Smallest positive number missing from an unsorted array | GeeksforGeeks

at 09:51 you are taking a new sub-size array for all positive elements, then how it will be O(1) space complexity there.

shahjadansari

In my opinion, easiest way to have an extra space of n+2 and find missing smallest positive element in O(n) time complexity.
Steps:
1. take a Boolean array of size n+2 with default false value at each index.
2. Iterate the original array and skip the elements which are negative and if we encounter positive value we just update the second array with true using positive value as index for the second array only if positive value is less than or equal to n+1. (We are very sure that our answer will lie in 1 to n+1 range).
3. Simply iterate the second array from index 1 and if you encounter false value, break the loop, that index is your answer.
Time complexity - O(n+n)
Space complexity - O(n+2) but optimised (i.e. Boolean array) compared to integer array extra space.
Hope, this helps. 🤠

inewmoon

At 18:40 example. Suppose we have only 3 elements - 3, 1, 20, all positive. So the array we have been allotted is of size 3. Therefore, When we are trying to put negative signs on the numbers, we will not be able to mark for the number 3. Since index 3 will not be present in the original array.
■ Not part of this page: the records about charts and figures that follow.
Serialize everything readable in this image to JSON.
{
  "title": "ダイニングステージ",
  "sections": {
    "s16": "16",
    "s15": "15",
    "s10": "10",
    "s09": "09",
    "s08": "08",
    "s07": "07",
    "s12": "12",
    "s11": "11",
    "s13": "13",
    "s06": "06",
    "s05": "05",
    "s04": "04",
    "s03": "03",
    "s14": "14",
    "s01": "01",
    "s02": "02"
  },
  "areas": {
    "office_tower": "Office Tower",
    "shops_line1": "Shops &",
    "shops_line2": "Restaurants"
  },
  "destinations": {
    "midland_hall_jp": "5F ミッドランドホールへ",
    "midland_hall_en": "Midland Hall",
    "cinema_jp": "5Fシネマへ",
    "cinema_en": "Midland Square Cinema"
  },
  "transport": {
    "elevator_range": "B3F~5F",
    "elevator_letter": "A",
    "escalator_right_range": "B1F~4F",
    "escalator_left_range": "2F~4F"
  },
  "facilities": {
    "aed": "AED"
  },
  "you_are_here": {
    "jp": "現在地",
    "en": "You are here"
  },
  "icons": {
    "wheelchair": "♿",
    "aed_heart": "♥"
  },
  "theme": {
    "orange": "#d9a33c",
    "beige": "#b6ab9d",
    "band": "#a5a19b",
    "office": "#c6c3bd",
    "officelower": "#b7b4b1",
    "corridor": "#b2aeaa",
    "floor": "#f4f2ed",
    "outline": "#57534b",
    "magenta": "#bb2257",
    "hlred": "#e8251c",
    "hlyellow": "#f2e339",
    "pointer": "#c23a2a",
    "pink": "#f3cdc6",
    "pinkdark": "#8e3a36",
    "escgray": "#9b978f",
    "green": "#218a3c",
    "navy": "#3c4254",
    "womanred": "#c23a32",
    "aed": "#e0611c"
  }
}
How can you, thereby increase index by 1 and then solve?

aryan

One possible Approach -
• Create an empty set.
• Look for the target item in the set first.
If present increment the target by 1 and check again.
• If not present in the set, check each item in the list. If that item == target then increment the target by 1, else add it to the list.
• End processing once the target item is not present in the set and the list is fully traversed.
• Print the target.

given_list = [2, 3, -3, -2, -6, 1, 5]
l = len(given_list)
s = set()
tar = 1
j = 0
i = 0
while(tar > 0):
if tar not in s:
if(i != (l - 1)):
for i in range(j, l):
if(given_list[i] > 0):
if(given_list[i] == tar):
tar += 1
j = i + 1
break
else:
s.add(given_list[i])
else:
break
else:
tar += 1
print(tar)

biswadeepchoudhury

time taken but very good explanation sir!!!

nagendravelpuri

In your space complexity is O(no of positive number) but the question is O(1)

avinashavi

In this question you have taken extra array for positive elements, then how it is in O(1) extra space .

jaiho

i my opinion, there is no need of any extra segregation function, as you are just putting negative no. in other array

AnuragKumar-zxew

How is [-4, -2, 6, 7] a possible outcome. Index 1(0) is marked but there is no 1 in the array. Am I wrong or the example wrong?

ganeshanand

This will not work if array starts with 0.-1 is out of index

itsmathsforu

From the solution given on gfg site, in the function findMissingPositive(arr + shift, size - shift) its sending arr+shift directly. Is that possible or we need to make another array ?

AmanGupta-wbyw

The algorithm with sort does not require O(1) space but O(logN) because of the stack requirement.

ShlomoPongratz

What if in an input 0 is also present.

khushipandey

/*missing no= sum of all positive no. till max element of array - sum of all positive no. in array
*/
public class Main {
public static void main(String[] args) {
int[] a={1, -1, 0, 2, -2, -3, 3, -4, 4, -6};
int sum=0, max=a[0];
for(int i=0;i<a.length;i++){
sum=sum+ (a[i]>=0?a[i]:0);
if(max<a[i])
max=a[i];
}

System.out.println( max*(max+ 1)/2 -sum );
}
}

chandrakesh

Good explanation ....got the approach 👍

akashmehra

in simple words "you are wrong and you are making a of lot confusion"

PrashantPatil.